Classroom gives ecosystem insight

University of Otago students and teachers (from left) Tim Currie, Blake Hornblow, Millie...
University of Otago students and teachers (from left) Tim Currie, Blake Hornblow, Millie Mannering, Katie Nelson, Gretchen McCarthy, co-ordinator Dr Anna Wood, co-ordinator Prof Steve Wing, Yuta Tamberg and Joe Curtis are turning a Portobello site on Otago Peninsula into a living laboratory as well as a habitat restoration project. PHOTO: GUY FREDERICK
The University of Otago has started planting Crown land on Otago Peninsula as it creates an outdoor classroom to study native ecosystems.

The planting, undertaken in conjunction with the Otago Peninsula Biodiversity Group and Save the Otago Peninsula, will cover some of the 19ha of land the university leases, primarily to access the nearby Portobello Marine Laboratory.

From next year, Prof Steve Wing and Dr Anna Wood will lead an ecology paper on site, "ecology and the conservation of diversity".

"The vision is to restore the coastal habitat to a healthy state," Prof Wing said yesterday.

But there was a series of goals, he said.

One of those was to use the habitat that students created as a field laboratory.

Prof Wing said one of the principles of ecology was diverse ecosystems were more productive.

"Diversity allows us to basically survive environmental change," he said. "Plus diversity is just cool."

The programme allowed for about 1200 plants a year to be planted in the area over the next two years.
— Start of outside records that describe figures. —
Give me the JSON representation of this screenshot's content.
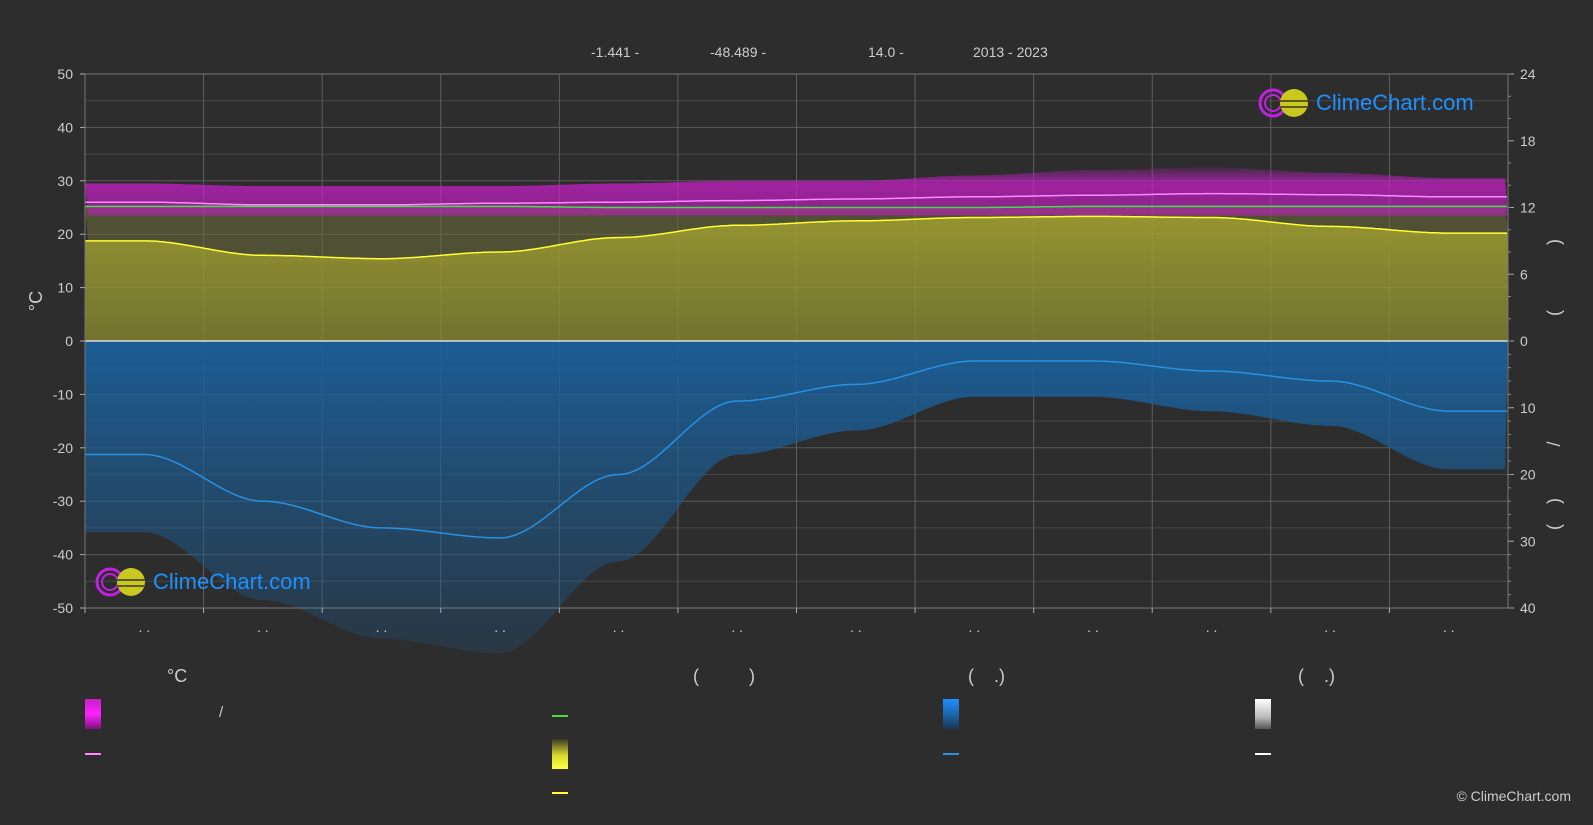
{
  "header": {
    "lat": "-1.441 -",
    "lon": "-48.489 -",
    "elev": "14.0 -",
    "years": "2013 - 2023"
  },
  "logo": {
    "text": "ClimeChart.com"
  },
  "copyright": "© ClimeChart.com",
  "left_axis_unit": "°C",
  "right_axis_fragments": [
    ")",
    "(",
    "/",
    ")",
    "("
  ],
  "legend": {
    "col1_head": "°C",
    "col1_range_sep": "/",
    "col2_head": "(          )",
    "col3_head": "(    .)",
    "col4_head": "(    .)"
  },
  "colors": {
    "background": "#2d2d2d",
    "temp_band": "#c81ec8",
    "temp_line": "#ff88ff",
    "sunshine_fill": "#a0a032",
    "sunshine_line": "#ffff33",
    "daylight_line": "#44dd44",
    "precip_fill": "#1a5f99",
    "precip_line": "#2a90e0",
    "snow": "#ffffff"
  },
  "chart_data": {
    "type": "area",
    "month_labels": [
      ". .",
      ". .",
      ". .",
      ". .",
      ". .",
      ". .",
      ". .",
      ". .",
      ". .",
      ". .",
      ". .",
      ". ."
    ],
    "x_months": [
      0,
      1,
      2,
      3,
      4,
      5,
      6,
      7,
      8,
      9,
      10,
      11
    ],
    "left_axis": {
      "ylim": [
        -50,
        50
      ],
      "ticks": [
        50,
        40,
        30,
        20,
        10,
        0,
        -10,
        -20,
        -30,
        -40,
        -50
      ]
    },
    "right_axis_hours": {
      "ylim": [
        0,
        24
      ],
      "ticks": [
        24,
        18,
        12,
        6,
        0
      ]
    },
    "right_axis_mm": {
      "ylim": [
        0,
        40
      ],
      "ticks": [
        10,
        20,
        30,
        40
      ]
    },
    "grid": true,
    "series": [
      {
        "key": "temp_max_band",
        "values": [
          29.5,
          29.0,
          29.0,
          29.0,
          29.5,
          30.0,
          30.0,
          31.0,
          32.0,
          32.5,
          31.5,
          30.5
        ]
      },
      {
        "key": "temp_min_band",
        "values": [
          23.5,
          23.5,
          23.5,
          23.5,
          23.5,
          23.5,
          23.5,
          23.5,
          23.5,
          23.5,
          23.5,
          23.5
        ]
      },
      {
        "key": "temp_mean",
        "values": [
          26.0,
          25.5,
          25.5,
          25.8,
          26.0,
          26.3,
          26.6,
          27.0,
          27.3,
          27.6,
          27.4,
          27.0
        ]
      },
      {
        "key": "daylight_hours",
        "values": [
          12.1,
          12.1,
          12.1,
          12.1,
          12.0,
          12.0,
          12.0,
          12.0,
          12.1,
          12.1,
          12.1,
          12.1
        ]
      },
      {
        "key": "sunshine_hours",
        "values": [
          9.0,
          7.7,
          7.4,
          8.0,
          9.3,
          10.4,
          10.8,
          11.1,
          11.2,
          11.1,
          10.3,
          9.7
        ]
      },
      {
        "key": "precip_mm",
        "values": [
          17.0,
          24.0,
          28.0,
          29.5,
          20.0,
          9.0,
          6.5,
          3.0,
          3.0,
          4.5,
          6.0,
          10.5
        ]
      }
    ]
  }
}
There would be about a dozen species planted including 75 kahikatea and 65 totara, but some of the smaller species including Coprosma propinqua were of particular interest.

Not only did the dense native shrubs provide habitat for native fauna on the peninsula, it was understood the plants created buffers in temperatures, important for microclimates, Prof Wing said.

At the heart of the programme would be intense monitoring of the area. Everything from pest incursions to temperatures across the site would be scrutinised.

One focus of the paper would be the connections between a changing ocean and coastal ecosystems, Prof Wing said.

Automated temperature sensors dispersed over the area would provide data that would be compared to the daily water temperatures measured at the wharf, to determine any impacts on ecological productivity and biodiversity, he said.